The core challenge of multi-carrier GSM systems lies in achieving precise acquisition, efficient conversion, and stable transmission of multi-carrier RF signals—the system must simultaneously process multiple GSM carrier signals (typically 4 to 8), which are characterized by concentrated frequency bands, large amplitude variations, and susceptibility to interference. Clock jitter is one of the primary sources of interference in multi-carrier GSM signal acquisition. Even minor clock jitter can cause phase deviations in ADC sampling, leading to signal distortion and inter-carrier crosstalk, which degrades system demodulation performance and communication quality.
The GXSC ADC converts received analog signals into digital signals, providing an accurate data source for downstream processing, while the GXSC jitter eliminator supplies low-jitter, highly synchronized clock signals to the ADC and other digital components in the system, making it ideally suited for the signal acquisition requirements of multi-carrier GSM systems.

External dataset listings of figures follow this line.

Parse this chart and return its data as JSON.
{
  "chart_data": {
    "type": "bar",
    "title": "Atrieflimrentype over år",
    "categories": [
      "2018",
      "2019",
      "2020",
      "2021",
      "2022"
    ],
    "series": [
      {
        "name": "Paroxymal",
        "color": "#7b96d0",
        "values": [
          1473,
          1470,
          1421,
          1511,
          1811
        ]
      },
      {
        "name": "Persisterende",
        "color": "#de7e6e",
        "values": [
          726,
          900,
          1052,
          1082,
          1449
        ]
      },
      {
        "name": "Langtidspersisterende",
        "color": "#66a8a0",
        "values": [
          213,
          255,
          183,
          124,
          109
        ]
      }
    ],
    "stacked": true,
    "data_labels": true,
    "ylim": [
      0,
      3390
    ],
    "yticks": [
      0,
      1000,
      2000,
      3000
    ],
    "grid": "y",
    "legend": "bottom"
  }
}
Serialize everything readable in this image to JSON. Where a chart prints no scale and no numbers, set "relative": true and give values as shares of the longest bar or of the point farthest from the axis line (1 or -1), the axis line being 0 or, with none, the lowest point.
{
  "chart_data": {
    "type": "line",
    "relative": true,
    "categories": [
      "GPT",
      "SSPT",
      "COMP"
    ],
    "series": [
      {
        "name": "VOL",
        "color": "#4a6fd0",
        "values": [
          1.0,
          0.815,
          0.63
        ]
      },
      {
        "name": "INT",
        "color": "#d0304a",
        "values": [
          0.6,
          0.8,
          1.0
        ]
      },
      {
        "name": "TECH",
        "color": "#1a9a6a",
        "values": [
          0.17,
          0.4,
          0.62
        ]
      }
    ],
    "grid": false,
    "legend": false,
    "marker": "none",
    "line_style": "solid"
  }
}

The GXSC ADC offers advantages such as wide input bandwidth, high sampling rates, excellent linearity, and a small package with low power consumption. The dual-channel ADC core employs a multi-stage pipelined architecture and integrates on-chip digital calibration algorithms. Each ADC features a wide-bandwidth input and supports a variety of user-selectable input ranges. An integrated reference voltage source simplifies design complexity. Both the analog input and clock signals are differential inputs, and several features are available to simplify automatic gain control (AGC) in communication receivers. A programmable threshold detector allows monitoring of incoming signal power using fast detection control bits in the ADC registers.
The clock jitter eliminator performs frequency conversion, selects a reference signal, and generates an ultra-low phase-noise clock to supply high-speed data converters for parallel or serial (JESD204B) interfaces. The chip provides 14 low-noise, configurable outputs that can be flexibly matched to many different device interfaces in RF transceiver systems, such as data converters, local oscillators, transmit/receive modules, FPGAs, and digital front-end (DFE) ASICs.
The chip can generate up to seven pairs of DCLK and SYSREF signals that comply with JESD204B interface requirements, featuring excellent crosstalk, frequency isolation, and spurious performance, and supporting both single-ended and differential output frequencies. The DCLK and SYSREF clock outputs can be configured to different output signal standards, such as CML, LVDS, LVPECL, and LVCMOS.